Husky Stadium
by AutumnSpectacle.com staff   E-mail

Football at the University of Washington means a visit to one of the most distinctive and scenic venues in the country. Husky Stadium offers a view of the Cascade Mountains across Union Bay, the Space Needle, the floating bridge on Lake Washington and Mount Ranier, rising in the distance.


courtesy UW SID

The horseshoe-shaped stadium is accessible by water, and more than 5,000 “sterngaters” take advantage at each home game, arriving in over 400 vessels of all sizes – from small cabin cruisers to 65-foot yachts. Moored and anchored, the boats create a unique and festive tailgating area.

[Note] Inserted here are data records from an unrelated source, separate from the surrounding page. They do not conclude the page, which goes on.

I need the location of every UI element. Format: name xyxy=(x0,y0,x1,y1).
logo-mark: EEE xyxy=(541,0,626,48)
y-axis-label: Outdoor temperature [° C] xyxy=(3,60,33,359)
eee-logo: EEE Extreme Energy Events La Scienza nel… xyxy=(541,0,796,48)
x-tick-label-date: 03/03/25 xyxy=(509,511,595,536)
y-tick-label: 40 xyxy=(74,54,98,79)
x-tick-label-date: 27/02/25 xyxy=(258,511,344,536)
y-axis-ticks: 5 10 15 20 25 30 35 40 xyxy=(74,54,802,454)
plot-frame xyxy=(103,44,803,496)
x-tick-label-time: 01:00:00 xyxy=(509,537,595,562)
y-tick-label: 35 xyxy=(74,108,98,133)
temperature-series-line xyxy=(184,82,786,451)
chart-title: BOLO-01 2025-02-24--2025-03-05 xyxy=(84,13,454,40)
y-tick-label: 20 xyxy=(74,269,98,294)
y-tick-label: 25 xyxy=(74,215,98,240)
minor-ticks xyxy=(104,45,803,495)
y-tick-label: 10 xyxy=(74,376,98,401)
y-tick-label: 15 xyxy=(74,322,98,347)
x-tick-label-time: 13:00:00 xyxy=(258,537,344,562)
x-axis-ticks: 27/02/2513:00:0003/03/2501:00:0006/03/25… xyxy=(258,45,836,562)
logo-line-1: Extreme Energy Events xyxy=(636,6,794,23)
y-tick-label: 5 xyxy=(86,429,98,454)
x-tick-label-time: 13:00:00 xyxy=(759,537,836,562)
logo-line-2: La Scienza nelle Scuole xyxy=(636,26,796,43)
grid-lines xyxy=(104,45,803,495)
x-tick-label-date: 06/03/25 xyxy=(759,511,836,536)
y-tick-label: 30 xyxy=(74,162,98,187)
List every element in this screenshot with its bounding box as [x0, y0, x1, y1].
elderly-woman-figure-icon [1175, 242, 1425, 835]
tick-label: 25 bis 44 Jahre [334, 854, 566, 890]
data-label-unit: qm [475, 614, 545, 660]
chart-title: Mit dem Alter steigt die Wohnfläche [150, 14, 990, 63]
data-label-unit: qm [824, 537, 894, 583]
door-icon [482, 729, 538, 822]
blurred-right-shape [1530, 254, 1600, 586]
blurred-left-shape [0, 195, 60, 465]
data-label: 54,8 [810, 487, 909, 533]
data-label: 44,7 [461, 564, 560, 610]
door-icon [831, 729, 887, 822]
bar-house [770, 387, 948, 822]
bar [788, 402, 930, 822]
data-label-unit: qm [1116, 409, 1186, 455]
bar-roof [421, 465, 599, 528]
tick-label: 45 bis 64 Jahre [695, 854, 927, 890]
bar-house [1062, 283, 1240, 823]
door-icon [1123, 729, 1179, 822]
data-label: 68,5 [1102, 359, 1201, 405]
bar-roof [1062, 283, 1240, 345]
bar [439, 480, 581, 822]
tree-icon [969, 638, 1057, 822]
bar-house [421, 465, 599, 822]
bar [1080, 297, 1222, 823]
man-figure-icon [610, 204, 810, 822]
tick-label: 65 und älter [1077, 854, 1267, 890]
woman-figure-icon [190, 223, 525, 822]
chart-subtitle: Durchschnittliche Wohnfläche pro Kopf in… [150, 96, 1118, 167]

As game time approaches, the Husky Band belts out the fight song, “Bow Down to Washington,” and Spirit, the Alaskan malamute live mascot, roams the sidelines as the Huskies take the field.

Built in 1920, with a seating capacity of 72,500, Husky Stadium is the largest stadium in the Pacific Northwest, and one of the loudest in college football.  During the 1992 Nebraska game, ESPN measured the noise level at 135 decibels.  The structure features cantilevered upper-deck roofs on the north and south sides, which protect about 6,000 seats from Seattle’s frequent showers, and serve to increase the noise level, when UW fans are letting the Huskies know how they feel.

A “moat” surrounds three-fourths of the stadium’s inside perimeter. Small ramps cross the moat for access to the field from the stands.  The moat is 8 feet wide by 5 feet deep, and was installed to collect and drain runoff water. On Halloween 1992, the moat became a proud part of Husky lore, when the Stanford Tree mascot fell in.

All in all, Husky Stadium provides a magnificent and unique setting for Washington Huskies football and fun, on Saturdays in the fall.